- Outfielder
- Born: April 5, 1923 Campbell, California, U.S.
- Died: July 29, 2011 (aged 88) Watsonville, California, U.S.
- Batted: RightThrew: Right

Teams
- Kenosha Comets (1947); Rockford Peaches (1947–1948);

= Claire Lobrovich =

American baseball player (1923–2011)

Claire Lobrovich Krumpotich (April 5, 1923 – July 29, 2011) was an American outfielder who played from 1947 to 1948 in the All-American Girls Professional Baseball League (AAGPBL). She batted and threw right handed.

Lobrovich was born in Campbell, California, to Mitchell and Mary (née Brayevich) Lobrovich. Her father, born Mihovil Lobrović, was Croatian, while her maternal grandparents were Slovenian emigrants.

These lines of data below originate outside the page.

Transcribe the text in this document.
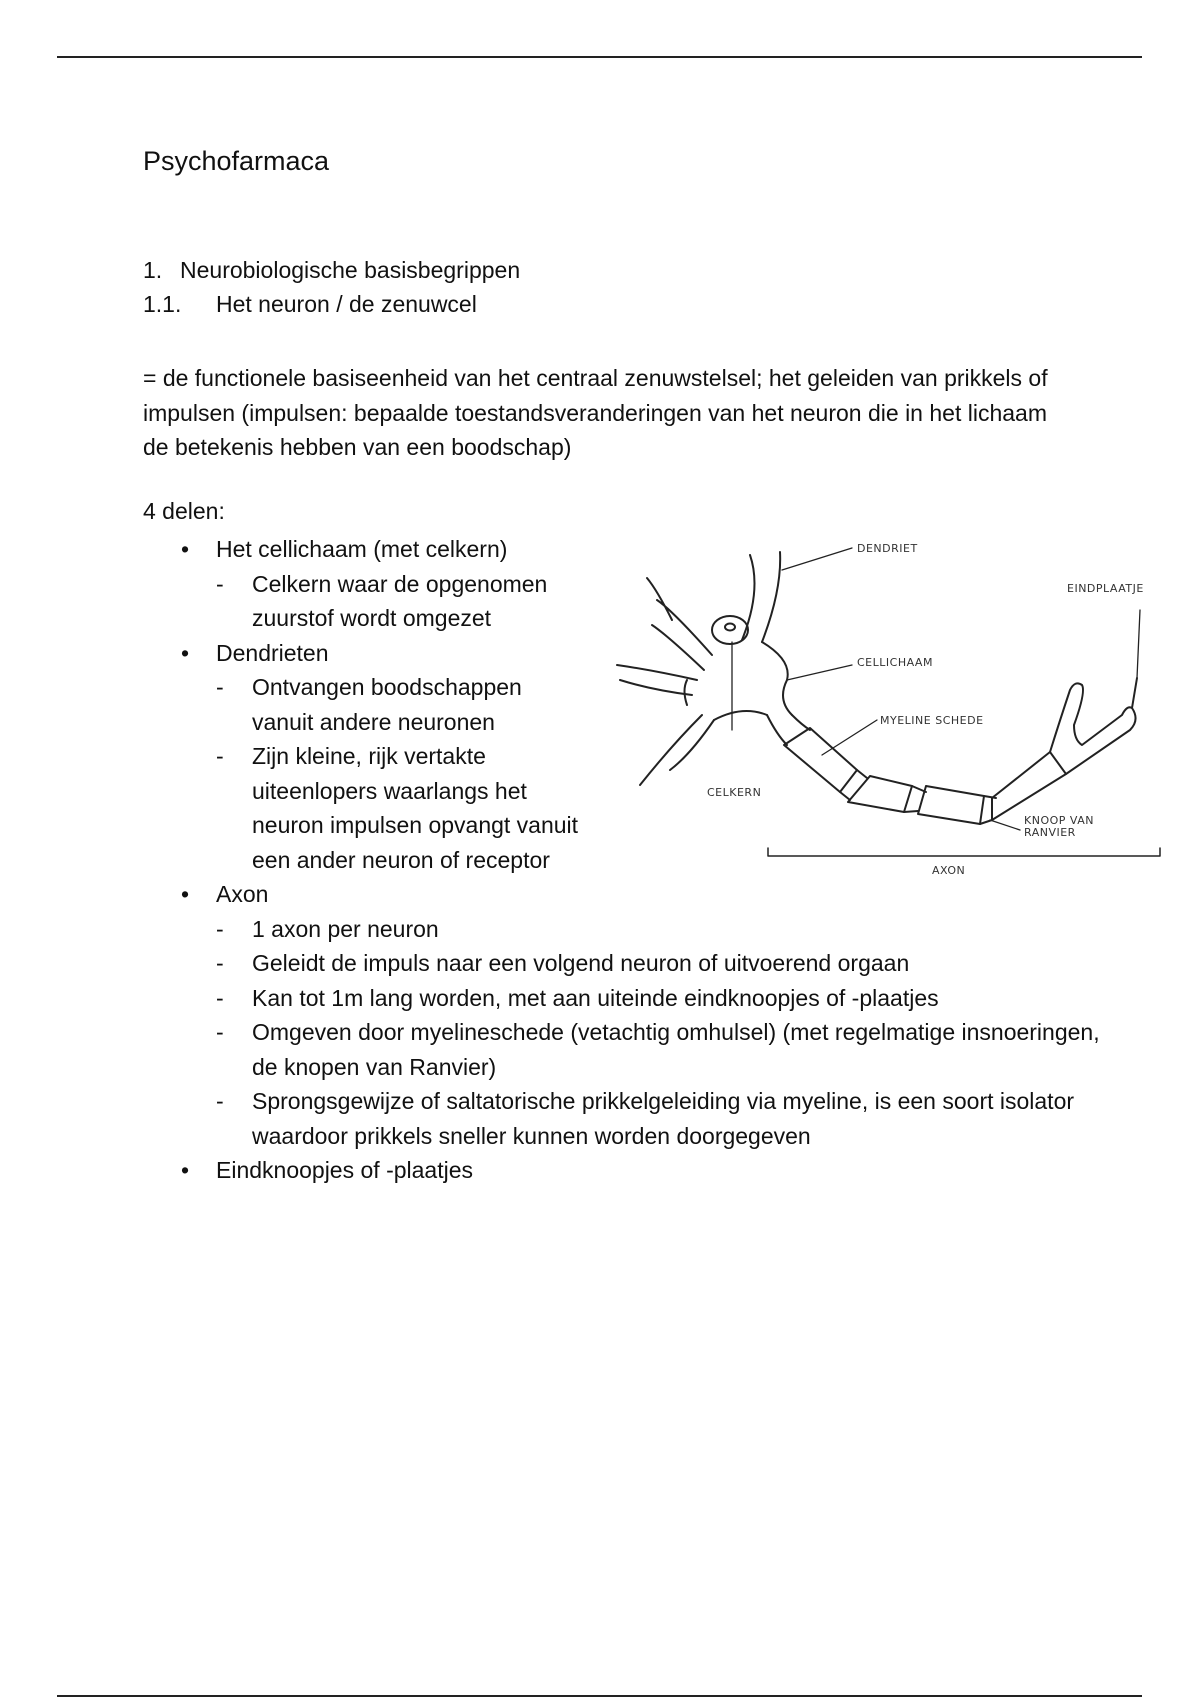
Psychofarmaca
1. Neurobiologische basisbegrippen
1.1. Het neuron / de zenuwcel
= de functionele basiseenheid van het centraal zenuwstelsel; het geleiden van prikkels of impulsen (impulsen: bepaalde toestandsveranderingen van het neuron die in het lichaam de betekenis hebben van een boodschap)
4 delen:
• Het cellichaam (met celkern)
- Celkern waar de opgenomen zuurstof wordt omgezet
• Dendrieten
- Ontvangen boodschappen vanuit andere neuronen
- Zijn kleine, rijk vertakte uiteenlopers waarlangs het neuron impulsen opvangt vanuit een ander neuron of receptor
• Axon
- 1 axon per neuron
- Geleidt de impuls naar een volgend neuron of uitvoerend orgaan
- Kan tot 1m lang worden, met aan uiteinde eindknoopjes of -plaatjes
- Omgeven door myelineschede (vetachtig omhulsel) (met regelmatige insnoeringen, de knopen van Ranvier)
- Sprongsgewijze of saltatorische prikkelgeleiding via myeline, is een soort isolator waardoor prikkels sneller kunnen worden doorgegeven
• Eindknoopjes of -plaatjes
DENDRIET
EINDPLAATJE
CELLICHAAM
MYELINE SCHEDE
CELKERN
KNOOP VAN
RANVIER
AXON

She spent two seasons in the league, including a year with the 1948 pennant-winning Rockford Peaches.

'Buttons', as her teammates dubbed her, posted a batting average of .209 (54-for-258) with three doubles and two triples in 81 games, driving in 21 runs and scoring 22 times while stealing 15 bases. At outfield, she recorded 69 putouts with seven assists and committed six errors in 82 total chances for a .927 fielding average.

In 1988, Claire Lobrovich received further recognition when she became part of Women in Baseball, a permanent display based at the Baseball Hall of Fame and Museum in Cooperstown, New York, which was unveiled to honor the entire All-American Girls Professional Baseball League rather than any individual figure.

In 1951, she married John Krumpotich, a semi-professional baseball player. Claire and John's grandson, also named John Krumpotich, owns and is revitalizing Fort Ritchie, the former army post in Cascade, MD. The site has national historical significance as it was home to the famed "Ritchie Boys" in WWII. She resided in Watsonville, California until her death in 2011.